One of those new products mentioned would be the 1981 Baseball Stickers, which were followed by  a gridiron version in the fall. Leading off page two we see the Fleer anti-trust suit against Topps had run its course and that Topps had ultimately prevailed, sort of.  What this meant was that competitors could not sell their cards with confections in the packs.  This may not seem like a big deal but I'm wondering if it meant companies like Fleer and Donruss lost access to the traditional tobacco/confectionery jobbers that distributed a large portion of their cards.


Here's a little more on the Fleer suit and their  unsuccessful appeal to SCOTUS:


Fleer responded by pulling the gum and adding stickers to their packs:


While Donruss went with puzzles instead of the sticky stuff:


Here's the crunched numbers-the cost of sales at 67.3 percent was, if I'm not mistaken, pretty swank:


$2.79 Million in net income was an excellent result. The explosion in popularity of baseball cards was real and Topps was positioned better than any other company to take advantage, as we will see next time out.

Saturday, February 24, 2024

In Competition For the First Time

Continuing our look at the Topps Annual reports received from Friend o'the Archive David Eskenazi we come to the pivotal year of 1981.  The specter of competition is imminent (their fiscal year ended just around the time the first wave of  Fleer and Donruss cards started flooding stores) and there are some severe economic headwinds affecting the company but, as we shall see, the results were a little better than the dire financials from fiscal year 1979-80.

The cover was even sparser than the one from 1980 but they slightly upgraded to a semi-glossy stock for it, although the interior pages were still uncoated.  This is all it showed:


It took some ten weeks after the end of the fiscal year for the report to be compiled, printed and distributed; these days the lag is closer to three or four weeks and it's all digital. This letter led things off and offered some semi-good news but dig those last two paragraphs:


The plant in Ireland was vexing Topps and we will revisit that in a minute. The news regarding the "baseball card litigation" continued on the next page and we all know how that turned out:


The history of litigation between Fleer and Topps was a lengthy one but Topps had bought out some 4,000 Fleer ballplayer contracts in 1966 after the sole count of a Federal Trade Commission complaint that went against them was overturned. In 1967, Marvin Miller, unimpressed with the grip of Topps on his constituency, tried to steer the player's union to Fleer but they were not (yet) interested and it's worth pointing out the terms were quite risky for them.  By 1975 their outlook had changed significantly and as seen above, they made it to market with a set in 1981, as did Donruss. The market, and hobby, would never be the same.

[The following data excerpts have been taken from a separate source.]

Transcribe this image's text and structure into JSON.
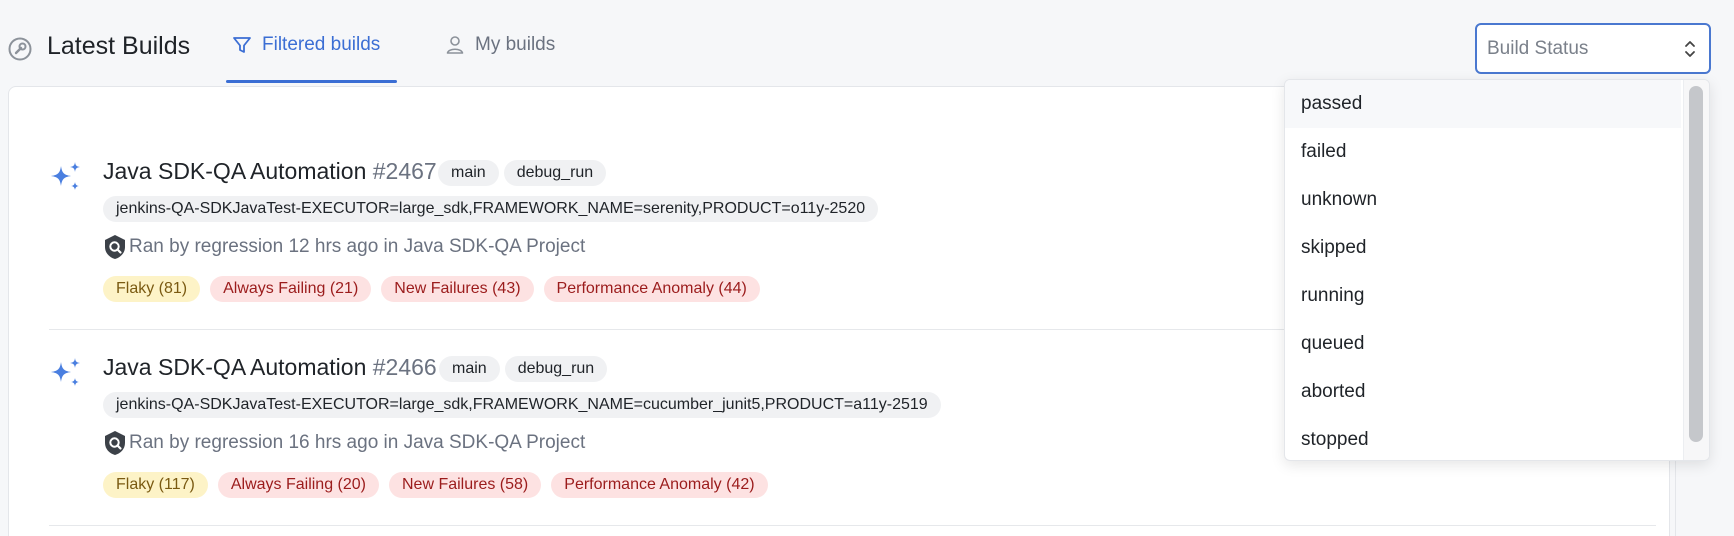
{
  "header": {
    "title": "Latest Builds",
    "tabs": [
      {
        "label": "Filtered builds",
        "active": true
      },
      {
        "label": "My builds",
        "active": false
      }
    ],
    "status_select": {
      "placeholder": "Build Status"
    }
  },
  "builds": [
    {
      "name": "Java SDK-QA Automation",
      "number": "#2467",
      "branches": [
        "main",
        "debug_run"
      ],
      "params": "jenkins-QA-SDKJavaTest-EXECUTOR=large_sdk,FRAMEWORK_NAME=serenity,PRODUCT=o11y-2520",
      "ran_by": "Ran by regression 12 hrs ago in Java SDK-QA Project",
      "tags": {
        "flaky": "Flaky (81)",
        "always_failing": "Always Failing (21)",
        "new_failures": "New Failures (43)",
        "performance_anomaly": "Performance Anomaly (44)"
      }
    },
    {
      "name": "Java SDK-QA Automation",
      "number": "#2466",
      "branches": [
        "main",
        "debug_run"
      ],
      "params": "jenkins-QA-SDKJavaTest-EXECUTOR=large_sdk,FRAMEWORK_NAME=cucumber_junit5,PRODUCT=a11y-2519",
      "ran_by": "Ran by regression 16 hrs ago in Java SDK-QA Project",
      "tags": {
        "flaky": "Flaky (117)",
        "always_failing": "Always Failing (20)",
        "new_failures": "New Failures (58)",
        "performance_anomaly": "Performance Anomaly (42)"
      }
    }
  ],
  "dropdown": {
    "options": [
      "passed",
      "failed",
      "unknown",
      "skipped",
      "running",
      "queued",
      "aborted",
      "stopped"
    ],
    "hovered": "passed"
  },
  "colors": {
    "accent": "#3b6ed4",
    "flaky_bg": "#fdf3c7",
    "failure_bg": "#fde2e2"
  },
  "icons": {
    "app": "wrench-circle-icon",
    "filter": "filter-icon",
    "user": "user-icon",
    "chevron": "chevron-up-down-icon",
    "sparkle": "sparkle-icon",
    "shield": "shield-search-icon"
  }
}
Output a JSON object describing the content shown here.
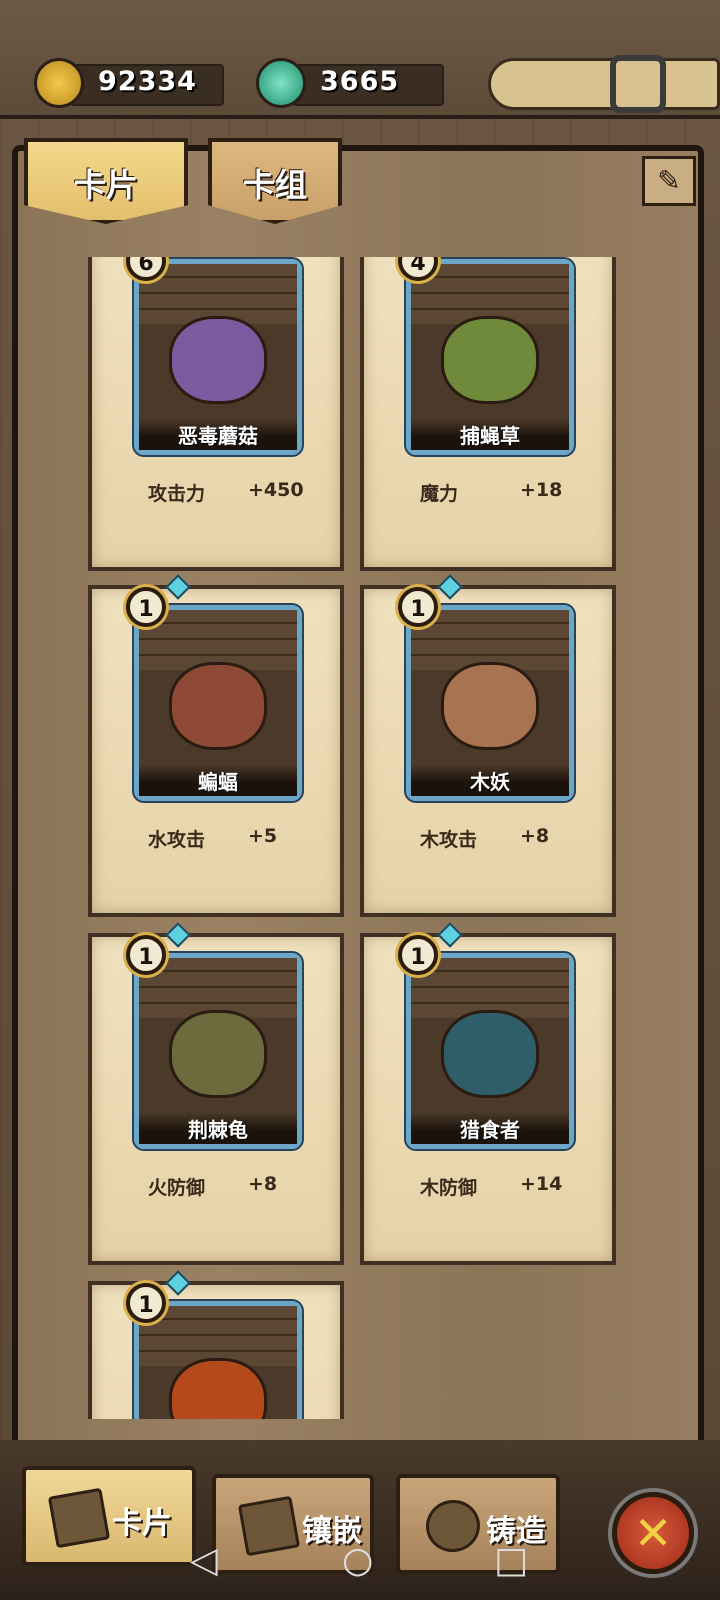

Here's some numbers to crunch on:


Sales and profit were actually down form the year before but Topps was quite effectively controlling costs, as earnings per share turned positive again, although the planned sale of their Irish plant did not occur.


Here's some more on the Fleer litigation; it would seesaw back and forth for years; Topps was never shy about getting lawyers involved in their business disputes:

Donruss really just piggybacked on Fleer but that's how the bubble gum crumbles!  We'll take a look at how the competition affected the Topps bottom line next time out.

Saturday, February 17, 2024

Posterity For Austerity

Friend o'the Archive David Eskenazi, who has been sending me various care packages of Topps corporate goodies from time to time, recently sent another batch my way.  This time, the fully stuffed mailer was loaded up with Topps Annual and Board Reports, covering the fiscal years 1980 to 1983, a very tumultuous time for the company and the hobby at large. I've looked at the 1973-1976 Annual Reports previously, and since I have none from 1977 to 1979, let's look at 1980 today.  

For the fiscal year ending March 1, 1980 Topps laid a very giant egg!  You can tell things were off just by looking at the cover:


Yeah, that's not good.....let's let Arthur and Joel Shorin explain:


That's an excellent soft-soap job, I must say.  Lead with the bad news, then pile up some good news and sprinkle in some rosy projections!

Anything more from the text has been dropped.